Two Remaining CFATS Extension Bills

As I mentioned last week there were four CFATS extension bills submitted in Congress last Friday. I have already reviewed S 473 and HR 901. Today I’ll take a quick look at the two remaining bills; HR 908 and HR 916. Both bills are relatively simple and straightforward.

HR 908

Representatives Murphy (R, PA) and Green (D, TX) introduced HR 908, the Full Implementation of the Chemical Facility Anti-Terrorism Standards Act. This bill has a single provision; it extends the expiration of the current §550 authority for the CFATS regulations until October 4th, 2017. In keeping with the title of the bill the intent seems to be to allow the full implementation of the current CFATS program. Given the current pace of the SSP inspection process, it could easily take until 2017 or even longer.

According to a Houston, TX based blog the Chairman of the House Energy and Commerce Committee, Rep Upton (R, MI) has endorsed this bill. This is important because his Committee is one of two committees that has been assigned to review the three house CFATS bills (the other, of course being Homeland Security).

HR 916

Congressman Dent (R, PA) introduced HR 916, the Continuing Chemical Facilities Antiterrorism Security Act of 2011, a title shared with S 473. This bill is a duplicate of last session’s HR 5186 which was a companion bill to the one offered in the Senate by Sen. Collins (R, ME) (which was amended in Committee to become what is now S 473).

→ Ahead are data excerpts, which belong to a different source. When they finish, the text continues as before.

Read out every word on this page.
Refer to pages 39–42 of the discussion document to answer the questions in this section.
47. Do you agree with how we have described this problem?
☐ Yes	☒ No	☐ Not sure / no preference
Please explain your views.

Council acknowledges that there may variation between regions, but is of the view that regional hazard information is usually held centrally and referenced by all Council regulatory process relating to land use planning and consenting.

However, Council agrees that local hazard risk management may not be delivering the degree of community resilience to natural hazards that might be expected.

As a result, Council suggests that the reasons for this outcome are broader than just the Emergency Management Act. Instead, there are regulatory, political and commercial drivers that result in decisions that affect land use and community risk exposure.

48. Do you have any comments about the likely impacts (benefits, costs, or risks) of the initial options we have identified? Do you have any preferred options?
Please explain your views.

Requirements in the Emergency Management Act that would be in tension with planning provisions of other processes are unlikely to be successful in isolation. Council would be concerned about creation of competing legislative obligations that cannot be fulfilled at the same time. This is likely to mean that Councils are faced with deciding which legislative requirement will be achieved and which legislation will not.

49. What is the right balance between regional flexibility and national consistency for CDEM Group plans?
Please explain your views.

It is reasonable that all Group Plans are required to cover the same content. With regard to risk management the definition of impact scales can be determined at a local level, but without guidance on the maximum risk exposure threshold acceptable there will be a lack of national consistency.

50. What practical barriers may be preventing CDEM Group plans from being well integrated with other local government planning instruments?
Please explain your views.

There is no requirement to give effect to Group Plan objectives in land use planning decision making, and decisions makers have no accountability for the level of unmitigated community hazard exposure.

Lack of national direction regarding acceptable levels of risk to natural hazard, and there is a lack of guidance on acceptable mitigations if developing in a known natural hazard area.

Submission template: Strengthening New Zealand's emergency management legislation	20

This bill would extend the CFATS authorization until October 4th, 2015 and would add the essentially the same training and exercise provisions found in S 473. The advisory committee and the repeal of §550 from S 473 are not included in Dent’s current bill.

Prospects

So we have four separate bills that would extend the current CFATS authorization. Two are theoretically bipartisan (S 473 and HR 908). Three have the support of committee chairs [S 473 (Collins is the moral equivalent of chair of the Senate Homeland Security Committee), HR 901 (King of the House Homeland Security Committee) and HR 908 (Upton of the House Energy and Commerce Committee)]. We can expect a re-issue of last years’ bills from Sen. Lautenberg, but they won’t make it out of committee; they are too partisan for this Congress.

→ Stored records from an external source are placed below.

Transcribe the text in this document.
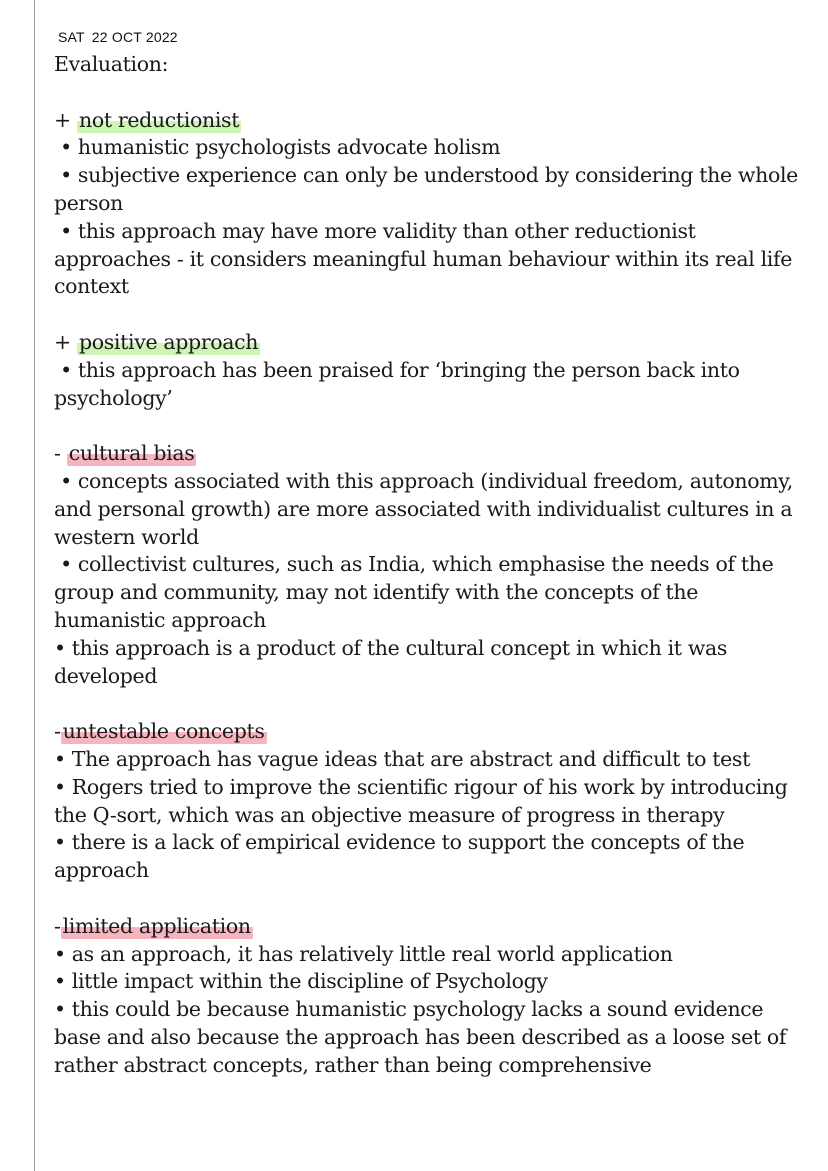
SAT 22 OCT 2022

Evaluation:

+ not reductionist

• humanistic psychologists advocate holism

• subjective experience can only be understood by considering the whole person

• this approach may have more validity than other reductionist approaches - it considers meaningful human behaviour within its real life context

+ positive approach

• this approach has been praised for ‘bringing the person back into psychology’

- cultural bias

• concepts associated with this approach (individual freedom, autonomy, and personal growth) are more associated with individualist cultures in a western world

• collectivist cultures, such as India, which emphasise the needs of the group and community, may not identify with the concepts of the humanistic approach

• this approach is a product of the cultural concept in which it was developed

-untestable concepts

• The approach has vague ideas that are abstract and difficult to test

• Rogers tried to improve the scientific rigour of his work by introducing the Q-sort, which was an objective measure of progress in therapy

• there is a lack of empirical evidence to support the concepts of the approach

-limited application

• as an approach, it has relatively little real world application

• little impact within the discipline of Psychology

• this could be because humanistic psychology lacks a sound evidence base and also because the approach has been described as a loose set of rather abstract concepts, rather than being comprehensive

Any of the three House bills could pass in the House this year, but all would certainly be modified in Committee and on the floor. It will probably come down to HR 901 as King is a co-sponsor and Committee Chair. The Senate bill will be the most heavily modified in a floor debate. Since it probably would not be directly taken up by the House (due to likely weakened IST, labor participation and whistleblower provisions that I expect to see added on the floor of the Senate) the language would most likely be added as a substitute for what ever house bill gets sent to the Senate.

If we get specific CFATS legislation this year (and the chances are probably better than they have ever been) it will probably include at least some of Sen. Collin’s provisions.

1 comment:

Corinne said...

Do you think that the Water Sector or IST could be added back into any of these bills? I know it was a big item last year.